A slightly decreasing share of the overall market occupied 'specialist' retailers. This trend is mainly due to the increasing role of the online channel that has eroded market share of organized chains specialized in home furniture and of independent stores. The latter particularly suffered in 2020 during the months of lockdown.
Relative stability of market share of ‘non-specialized’ retailers. During and after the pandemic outbreak, home improvement projects increased particularly benefitting DIY chains. DIY chains were also able to remain open during the months of the lockdowns while other competitors were forced to close.
Changing behaviour of consumers impacting on distribution of big supermarkets and hypermarkets.

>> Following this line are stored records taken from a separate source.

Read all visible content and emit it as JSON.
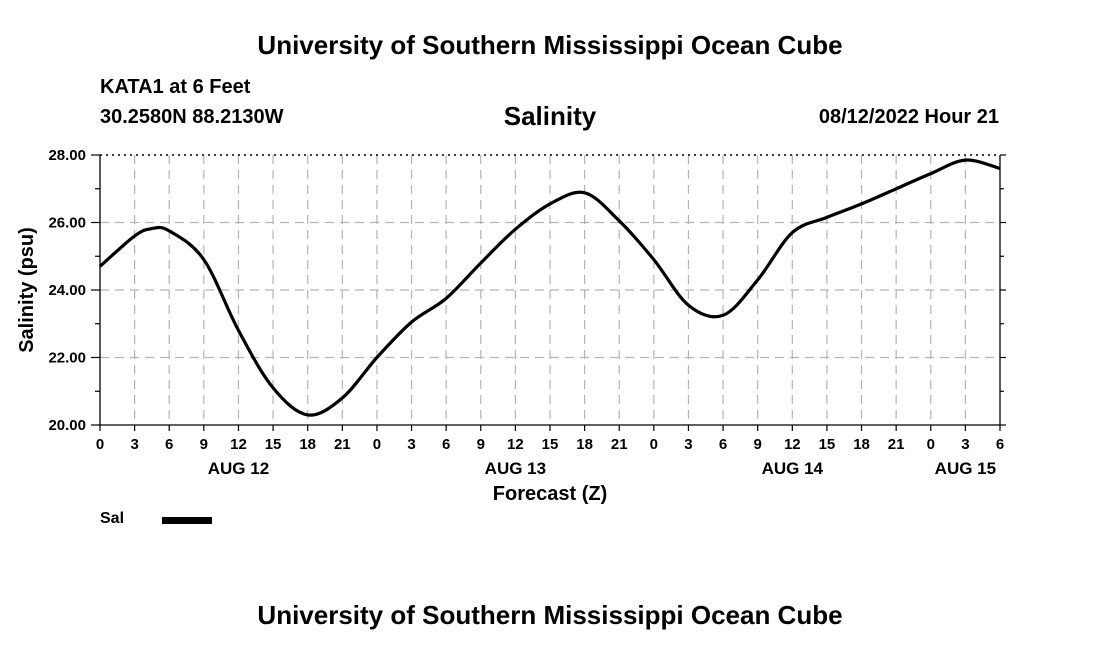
{
  "header": {
    "title": "University of Southern Mississippi Ocean Cube",
    "station": "KATA1 at 6 Feet",
    "coordinates": "30.2580N  88.2130W",
    "valid_time": "08/12/2022 Hour 21"
  },
  "footer": {
    "title": "University of Southern Mississippi Ocean Cube"
  },
  "chart_data": {
    "type": "line",
    "title": "Salinity",
    "xlabel": "Forecast (Z)",
    "ylabel": "Salinity (psu)",
    "xlim": [
      0,
      78
    ],
    "ylim": [
      20,
      28
    ],
    "grid": true,
    "y_ticks": [
      "20.00",
      "22.00",
      "24.00",
      "26.00",
      "28.00"
    ],
    "x_tick_hours": [
      0,
      3,
      6,
      9,
      12,
      15,
      18,
      21,
      24,
      27,
      30,
      33,
      36,
      39,
      42,
      45,
      48,
      51,
      54,
      57,
      60,
      63,
      66,
      69,
      72,
      75,
      78
    ],
    "x_tick_labels": [
      "0",
      "3",
      "6",
      "9",
      "12",
      "15",
      "18",
      "21",
      "0",
      "3",
      "6",
      "9",
      "12",
      "15",
      "18",
      "21",
      "0",
      "3",
      "6",
      "9",
      "12",
      "15",
      "18",
      "21",
      "0",
      "3",
      "6"
    ],
    "date_labels": [
      {
        "hour": 12,
        "label": "AUG 12"
      },
      {
        "hour": 36,
        "label": "AUG 13"
      },
      {
        "hour": 60,
        "label": "AUG 14"
      },
      {
        "hour": 75,
        "label": "AUG 15"
      }
    ],
    "legend": [
      {
        "name": "Sal",
        "color": "#000000"
      }
    ],
    "legend_position": "bottom-left",
    "series": [
      {
        "name": "Sal",
        "color": "#000000",
        "x": [
          0,
          3,
          4.5,
          6,
          9,
          12,
          15,
          18,
          21,
          24,
          27,
          30,
          33,
          36,
          39,
          42,
          45,
          48,
          51,
          54,
          57,
          60,
          63,
          66,
          69,
          72,
          75,
          78
        ],
        "y": [
          24.7,
          25.6,
          25.82,
          25.75,
          24.9,
          22.8,
          21.1,
          20.3,
          20.8,
          22.0,
          23.05,
          23.75,
          24.8,
          25.8,
          26.55,
          26.88,
          26.05,
          24.9,
          23.55,
          23.25,
          24.3,
          25.7,
          26.15,
          26.55,
          27.0,
          27.45,
          27.85,
          27.6
        ]
      }
    ]
  }
}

Shopping districts in large towns and city centres have become a far more attractive place to purchase. Leading international furniture retail chains, such as IKEA and Maisons du Monde are developing new store concepts.
For more than half a decade, IKEA has been a singleformat retailer. However it is now investigating new ways of meeting customer needs. For example by establishing stores in inner-city locations and by balancing the big-box superstore format with smaller format stores that use digital technology to provide access to the full product range.